Kuikka J T, Bassingthwaighte J B, Henrich M M, Feinendegen L E
Department of Clinical Physiology, University Central Hospital, Kuopio, Finland.
Eur J Nucl Med. 1991;18(5):351-62. doi: 10.1007/BF02285464.
Modern imaging techniques can provide sequences of images giving signals proportional to the concentrations of tracers (by emission tomography), of X-ray-absorbing contrast materials (fast CT or perhaps NMR contrast), or of native chemical substances (NMR) in tissue regions at identifiable locations in 3D space. Methods for the analysis of the concentration-time curves with mathematical models describing the physiological processes and the appropriate anatomy are now available to give a quantitative portrayal of both structure and function: such is the approach to metabolic or functional imaging. One formulates a model first by defining what it should represent: this is the hypothesis. When translated into a self-consistent set of differential equations, the model becomes a mathematical model, a quantitative version of the hypothesis. This is what one would like to test against data. However, the next step is to reduce the mathematical model to a computable form; anatomically and physiologically realistic models account of the spatial gradients in concentrations within blood-tissue exchange units, while compartmental models simplify the equations by using the average concentrations. The former are known as distributed models and the latter as lumped compartmental or mixing chamber models. Since both are derived from the same ideas, the parameters are usually the same; their differences are in their ability to represent the hypothesis correctly, quantitatively, and sometimes in their computability. In this essay we review the philosophical and practical aspects of such modelling analysis for translating image sequences into physiological terms.
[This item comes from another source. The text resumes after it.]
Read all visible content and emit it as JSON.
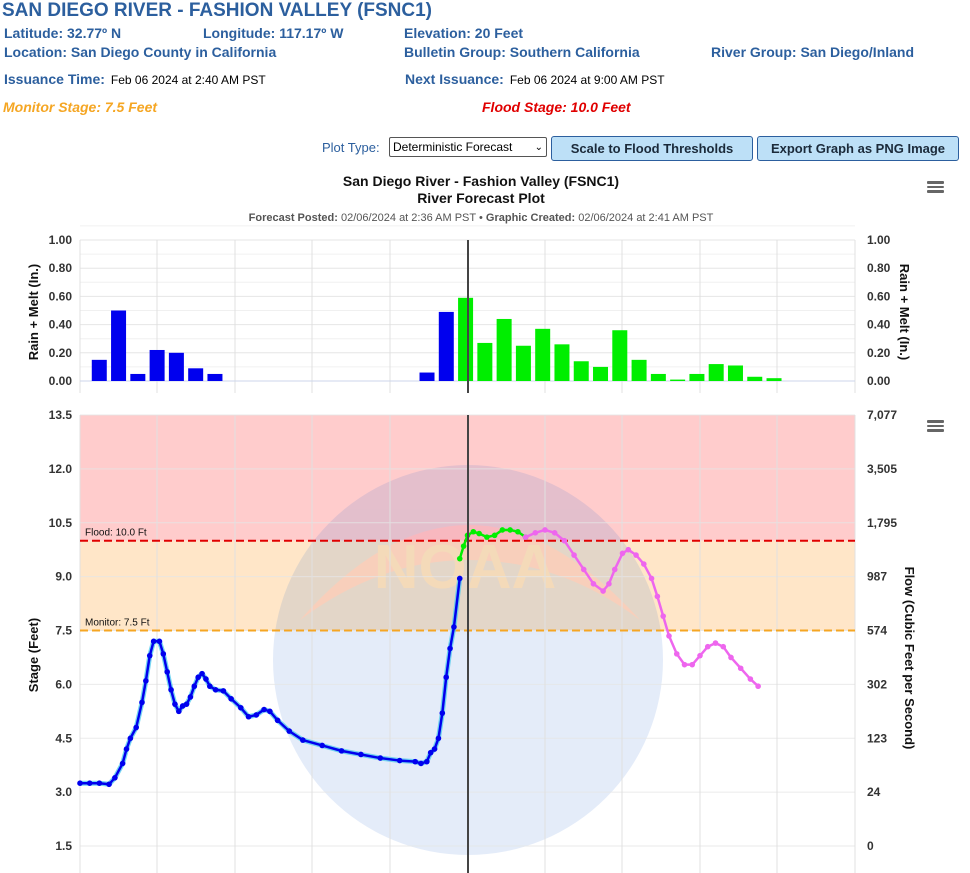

现代成像技术能够提供一系列图像,这些图像给出的信号与示踪剂浓度(通过发射断层扫描)、X射线吸收造影剂浓度(快速CT或可能的核磁共振造影)或天然化学物质浓度(核磁共振)成正比,这些物质存在于三维空间中可识别位置的组织区域。现在已有方法可通过描述生理过程和适当解剖结构的数学模型来分析浓度-时间曲线,从而对结构和功能进行定量描绘:这就是代谢或功能成像的方法。首先通过定义模型应代表的内容来构建模型:这就是假设。当将其转化为一组自洽的微分方程时,该模型就成为一个数学模型,即假设的定量形式。这就是要根据数据进行检验的内容。然而,下一步是将数学模型简化为可计算的形式;解剖学和生理学上现实的模型考虑了血液-组织交换单元内浓度的空间梯度,而房室模型则通过使用平均浓度来简化方程。前者称为分布式模型,后者称为集总房室或混合室模型。由于两者都源自相同的理念,参数通常相同;它们的差异在于正确、定量地表示假设的能力,有时还在于其可计算性。在本文中,我们回顾了将图像序列转化为生理学术语的此类建模分析的哲学和实践方面。